Hearing impaired valedictorian Epeli Vualili delivered a moving opening speech in light of the aftermath of the Cyclone Winston during the University of the South Pacific graduation at the Vodafone  Arena in Suva.

“Individually there isn’t much we can do, but together as a nation, as Fijians ‘we are stronger than Winston; we shall rise; we shall rebuild; we shall conquer’.”

The 30-year-old from Bua who graduated with a Diploma in Information Technology was among the 1606 students who take on another chapter in their life.

“We’ve finally made it; this is the day we were dreaming off and the culmination of all the hard work, many hours of anxiety and stress and of course the sleepless nights.

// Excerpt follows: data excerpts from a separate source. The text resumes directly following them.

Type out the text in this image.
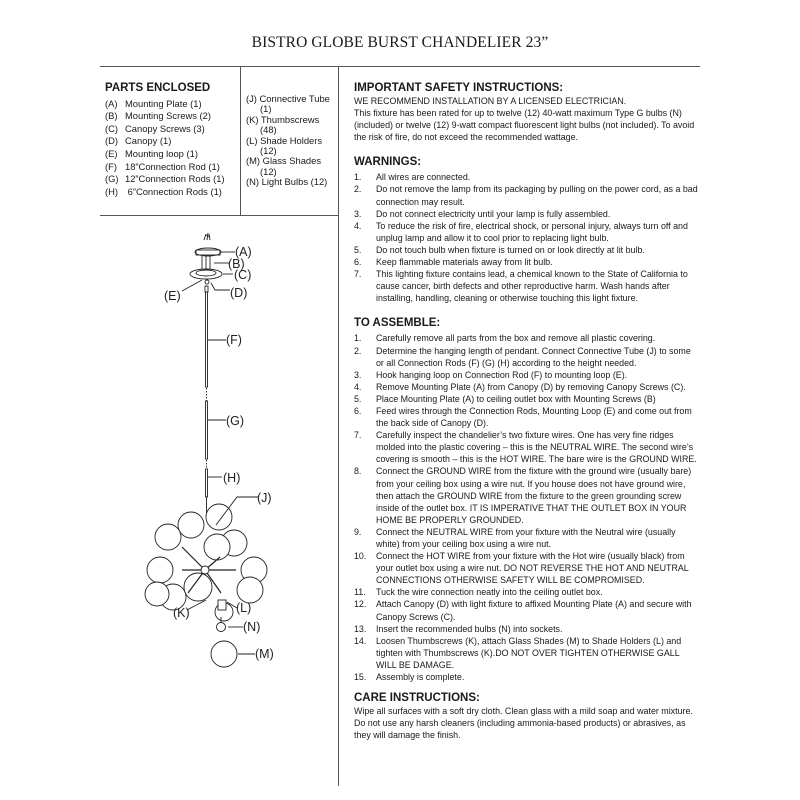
BISTRO GLOBE BURST CHANDELIER 23”
PARTS ENCLOSED
(A) Mounting Plate (1)
(B) Mounting Screws (2)
(C) Canopy Screws (3)
(D) Canopy (1)
(E) Mounting loop (1)
(F) 18”Connection Rod (1)
(G) 12”Connection Rods (1)
(H) 6”Connection Rods (1)
(J) Connective Tube (1)
(K) Thumbscrews (48)
(L) Shade Holders (12)
(M) Glass Shades (12)
(N) Light Bulbs (12)
(A)
(B)
(C)
(E)	(D)
(F)
(G)
(H)
(J)
(K)	(L)
(N)
(M)
IMPORTANT SAFETY INSTRUCTIONS:

WE RECOMMEND INSTALLATION BY A LICENSED ELECTRICIAN.

This fixture has been rated for up to twelve (12) 40-watt maximum Type G bulbs (N) (included) or twelve (12) 9-watt compact fluorescent light bulbs (not included). To avoid the risk of fire, do not exceed the recommended wattage.

WARNINGS:
1. All wires are connected.
2. Do not remove the lamp from its packaging by pulling on the power cord, as a bad connection may result.
3. Do not connect electricity until your lamp is fully assembled.
4. To reduce the risk of fire, electrical shock, or personal injury, always turn off and unplug lamp and allow it to cool prior to replacing light bulb.
5. Do not touch bulb when fixture is turned on or look directly at lit bulb.
6. Keep flammable materials away from lit bulb.
7. This lighting fixture contains lead, a chemical known to the State of California to cause cancer, birth defects and other reproductive harm. Wash hands after installing, handling, cleaning or otherwise touching this light fixture.
TO ASSEMBLE:
1. Carefully remove all parts from the box and remove all plastic covering.
2. Determine the hanging length of pendant. Connect Connective Tube (J) to some or all Connection Rods (F) (G) (H) according to the height needed.
3. Hook hanging loop on Connection Rod (F) to mounting loop (E).
4. Remove Mounting Plate (A) from Canopy (D) by removing Canopy Screws (C).
5. Place Mounting Plate (A) to ceiling outlet box with Mounting Screws (B)
6. Feed wires through the Connection Rods, Mounting Loop (E) and come out from the back side of Canopy (D).
7. Carefully inspect the chandelier’s two fixture wires. One has very fine ridges molded into the plastic covering – this is the NEUTRAL WIRE. The second wire’s covering is smooth – this is the HOT WIRE. The bare wire is the GROUND WIRE.
8. Connect the GROUND WIRE from the fixture with the ground wire (usually bare) from your ceiling box using a wire nut. If you house does not have ground wire, then attach the GROUND WIRE from the fixture to the green grounding screw inside of the outlet box. IT IS IMPERATIVE THAT THE OUTLET BOX IN YOUR HOME BE PROPERLY GROUNDED.
9. Connect the NEUTRAL WIRE from your fixture with the Neutral wire (usually white) from your ceiling box using a wire nut.
10. Connect the HOT WIRE from your fixture with the Hot wire (usually black) from your outlet box using a wire nut. DO NOT REVERSE THE HOT AND NEUTRAL CONNECTIONS OTHERWISE SAFETY WILL BE COMPROMISED.
11. Tuck the wire connection neatly into the ceiling outlet box.
12. Attach Canopy (D) with light fixture to affixed Mounting Plate (A) and secure with Canopy Screws (C).
13. Insert the recommended bulbs (N) into sockets.
14. Loosen Thumbscrews (K), attach Glass Shades (M) to Shade Holders (L) and tighten with Thumbscrews (K).DO NOT OVER TIGHTEN OTHERWISE GALL WILL BE DAMAGE.
15. Assembly is complete.
CARE INSTRUCTIONS:

Wipe all surfaces with a soft dry cloth. Clean glass with a mild soap and water mixture. Do not use any harsh cleaners (including ammonia-based products) or abrasives, as they will damage the finish.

“Our dreams and aspirations to pursue quality education at the University of the South Pacific has finally paid off. It has been a humbling yet exciting experience. At first it was kind a difficult for me but then I started to adapt to the teaching environment; I hope to further my studies with USP till I successfully complete my Masters,” he said.

 

Food for fees

Selling food parcels was how Naomi Navoce started financing her studies at USP

Despite being physically challenged, the 50-year-old’s struggles finally paid off when she graduated with a Bachelor of Arts.

“I started off as a private student before securing a scholarship.

“It was challenging. I started selling food parcels and I am very well known to the USP staff for that,” Ms Navoce said.

Ms Navoce said she was able to secure a scholarship in 2001 and she stayed on campus until she completed 18 units and worked in Nadi.

“I moved back to Suva in 2010; last semester through my employer, the Pacific Disability Forum Staff development programme they paid for the last two units which enabled me to complete my studies and I am grateful for their assistance.

“When I first enrolled at USP in 1999 and then leaving in 2005; the challenges was the environment; moving from one tutorial room to another was a problem because there were no ramps at that time.

“As years went by I have noticed the changes at USP; I must acknowledge the institution for developing a disability policy to enable us to further our studies,” she said.